Portillo v. Motors Insurance Corp.

503 S.W.2d 313 | Tex. App. | 1973

OPINION

OSBORN, Justice.

This is a suit to recover damages under an insurance policy for an alleged collision or upset of a motor vehicle and a resulting fire. The trial Court instructed a verdict for the Appellee, and we affirm the take nothing judgment.

The Appellant alleged that in 1967 he purchased a Chevrolet pickup from Ellis Chevrolet in Fabens, Texas, and financed the vehicle through the dealer who wrote an insurance policy on the pickup. He further alleged that a copy of the first insurance policy was attached to the original petition, but said the second policy (renewal), if any, the Plaintiff had not been able to locate. The exhibit attached to the pleading, and the original of which was offered in evidence, shows to be a declarations page providing certain coverage set forth therein for the Appellant, and covering a 1967 Chevrolet pickup for a policy period from August 21, 1967, to August 21, 1968. Both the pleadings and the evidence established that the occurrence made the basis of this suit happened on January 30, 1969, more than five months after the poli*314cy period set forth on the declarations page of the exhibit offered into evidence to establish insurance coverage. This exhibit did not purport to be an insurance policy and did not contain a description of the various coverages stated on the declarations page, nor did it contain the conditions and exclusions which would be a part of the policy.

The evidence established that on January 30, 1969, Appellant’s sixteen year old son was driving the pickup when the accident occurred. Within a few days, the Appel-lee’s claims adjuster took a written statement from the Appellant’s son, in which it was stated that the vehicle had been stolen on the evening of January 30, 1969, and apparently wrecked by the unknown driver. In a subsequent statement, the Appellant’s son changed his story as to what happened and said that he was driving the pickup on the evening in question and lost control and hit a pole along the highway and turned over. In this statement, he indicated that he and his passenger walked back to a service station and obtained a small quantity of gasoline which they used to set on fire the wrecked vehicle.

The adjuster testified that when the Appellant was faced with the second statement from his son, that he signed a release and decided not to pursue a property damage claim any further. The Appellant testified that he signed the release under threats that his son would be sent to the penitentiary if the release was not executed. The petition alleged that such instrument was obtained fraudulently and asked the Court to cancel the same and hold it for naught. At the conclusion of all of the evidence, the trial Court instructed a verdict for the Appellee, and entered a take nothing judgment.

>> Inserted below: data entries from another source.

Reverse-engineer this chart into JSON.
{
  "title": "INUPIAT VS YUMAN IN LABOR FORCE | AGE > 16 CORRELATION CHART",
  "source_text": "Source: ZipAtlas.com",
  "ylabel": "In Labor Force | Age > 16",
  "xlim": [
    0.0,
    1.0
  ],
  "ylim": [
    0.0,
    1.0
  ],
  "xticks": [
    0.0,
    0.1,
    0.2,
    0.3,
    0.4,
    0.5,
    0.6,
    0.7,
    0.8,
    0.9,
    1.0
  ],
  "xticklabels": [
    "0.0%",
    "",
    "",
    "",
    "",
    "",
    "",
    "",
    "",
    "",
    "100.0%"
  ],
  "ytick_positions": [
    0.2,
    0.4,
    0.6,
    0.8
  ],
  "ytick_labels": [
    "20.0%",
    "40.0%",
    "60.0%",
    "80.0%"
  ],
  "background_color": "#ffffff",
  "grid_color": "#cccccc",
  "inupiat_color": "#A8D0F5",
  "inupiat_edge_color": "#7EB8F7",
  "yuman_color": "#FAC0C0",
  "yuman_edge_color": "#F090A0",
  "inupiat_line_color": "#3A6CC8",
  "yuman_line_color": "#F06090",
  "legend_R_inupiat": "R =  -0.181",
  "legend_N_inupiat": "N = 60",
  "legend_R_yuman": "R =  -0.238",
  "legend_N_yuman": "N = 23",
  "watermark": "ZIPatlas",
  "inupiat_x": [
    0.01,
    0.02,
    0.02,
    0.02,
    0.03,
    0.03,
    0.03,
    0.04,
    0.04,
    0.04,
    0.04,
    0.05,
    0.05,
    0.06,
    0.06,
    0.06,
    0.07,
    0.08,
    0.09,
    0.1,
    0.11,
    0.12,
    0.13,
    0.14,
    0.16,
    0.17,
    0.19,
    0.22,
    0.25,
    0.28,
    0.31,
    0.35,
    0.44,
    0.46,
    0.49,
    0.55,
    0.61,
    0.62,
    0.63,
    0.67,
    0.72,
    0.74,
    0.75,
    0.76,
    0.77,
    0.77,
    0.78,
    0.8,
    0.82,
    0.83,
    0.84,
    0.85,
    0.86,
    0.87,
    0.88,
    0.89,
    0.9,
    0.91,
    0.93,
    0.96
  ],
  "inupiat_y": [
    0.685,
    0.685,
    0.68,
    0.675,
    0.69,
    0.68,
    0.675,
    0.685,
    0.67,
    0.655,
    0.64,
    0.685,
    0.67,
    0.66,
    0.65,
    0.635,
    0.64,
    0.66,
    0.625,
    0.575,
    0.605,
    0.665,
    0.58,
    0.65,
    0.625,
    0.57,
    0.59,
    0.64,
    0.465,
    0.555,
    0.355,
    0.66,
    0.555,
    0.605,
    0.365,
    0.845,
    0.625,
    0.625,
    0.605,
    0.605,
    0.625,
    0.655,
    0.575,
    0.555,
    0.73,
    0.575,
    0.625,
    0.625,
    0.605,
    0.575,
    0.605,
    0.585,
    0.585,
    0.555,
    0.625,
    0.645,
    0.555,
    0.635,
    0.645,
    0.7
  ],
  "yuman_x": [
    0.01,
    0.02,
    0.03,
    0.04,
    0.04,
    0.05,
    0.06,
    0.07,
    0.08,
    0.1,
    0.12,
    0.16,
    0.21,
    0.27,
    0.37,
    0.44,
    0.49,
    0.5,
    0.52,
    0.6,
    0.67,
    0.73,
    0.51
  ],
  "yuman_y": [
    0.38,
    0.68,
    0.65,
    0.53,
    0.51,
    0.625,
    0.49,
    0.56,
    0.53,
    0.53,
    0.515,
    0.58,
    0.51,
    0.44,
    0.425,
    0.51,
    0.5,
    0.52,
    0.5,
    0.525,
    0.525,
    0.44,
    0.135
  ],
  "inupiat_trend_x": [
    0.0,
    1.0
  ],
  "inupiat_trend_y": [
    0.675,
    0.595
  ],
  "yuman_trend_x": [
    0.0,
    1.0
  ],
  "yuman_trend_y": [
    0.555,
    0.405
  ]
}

Even if it be assumed that the evidence raised a fact issue for the jury’s consideration as to whether or not the release should be set aside, there was no proof of insurance coverage on the date of the alleged loss and thus the Appellant did not make out a prima facie case to go to the jury. In American Nat. Fire Ins. Co. v. Lovellette Inv. Co., 61 S.W.2d 146 (Tex.Civ.App.—El Paso 1933, no writ), Chief Justice Pelphrey, writing for this Court, pointed out that in a suit seeking to recover under the terms of an insurance policy it was necessary that the policy or its contents be introduced in evidence to support a judgment thereon.

In Members Mutual Insurance Company v. Olguin, 462 S.W.2d 348 (Tex.Civ.App.-El Paso 1970, no writ), we noted that in a suit to recover under the terms of an automobile liability policy that the primary right, or the “genesis of the right” of the cause of action, is the policy itself, and that in such a case it is fundamental that the party seeking to recover must prove the particular terms of the policy under which coverage is sought.

Last year, in Dairyland County Mutual Insurance Company of Texas v. Martinez, 484 S.W.2d 785 (Tex.Civ.App.-El Paso 1972, writ ref’d n. r. e.), we said:

“In the absence of the policy sued on, it is apparent from the evidence that Plaintiffs-Appellees did not meet their burden in this case. The evidence is simply not sufficient to establish that a policy was in force providing coverage to Martinez on the date of the accident.”

In Ranger County Mutual Insurance Co. v. Chrysler Credit Corp., 501 S.W.2d 295 (Tex.Sup.1973), the Court noted that a plaintiff seeking to recover for a loss on an insurance contract must prove that the contract was in force at the time of the loss. In addition, the Court in that opinion noted that the insured is required to produce the insurance contract upon which he sues or to prove its terms. In this case, the Appellant did not prove any insurance contract or its terms nor did he establish that any contract was in force at the time of the loss. Having failed to offer proof *315of these essential elements of a prima facie case, the trial Court properly instructed a verdict for the Appellee.

The judgment of the trial Court is in all things affirmed.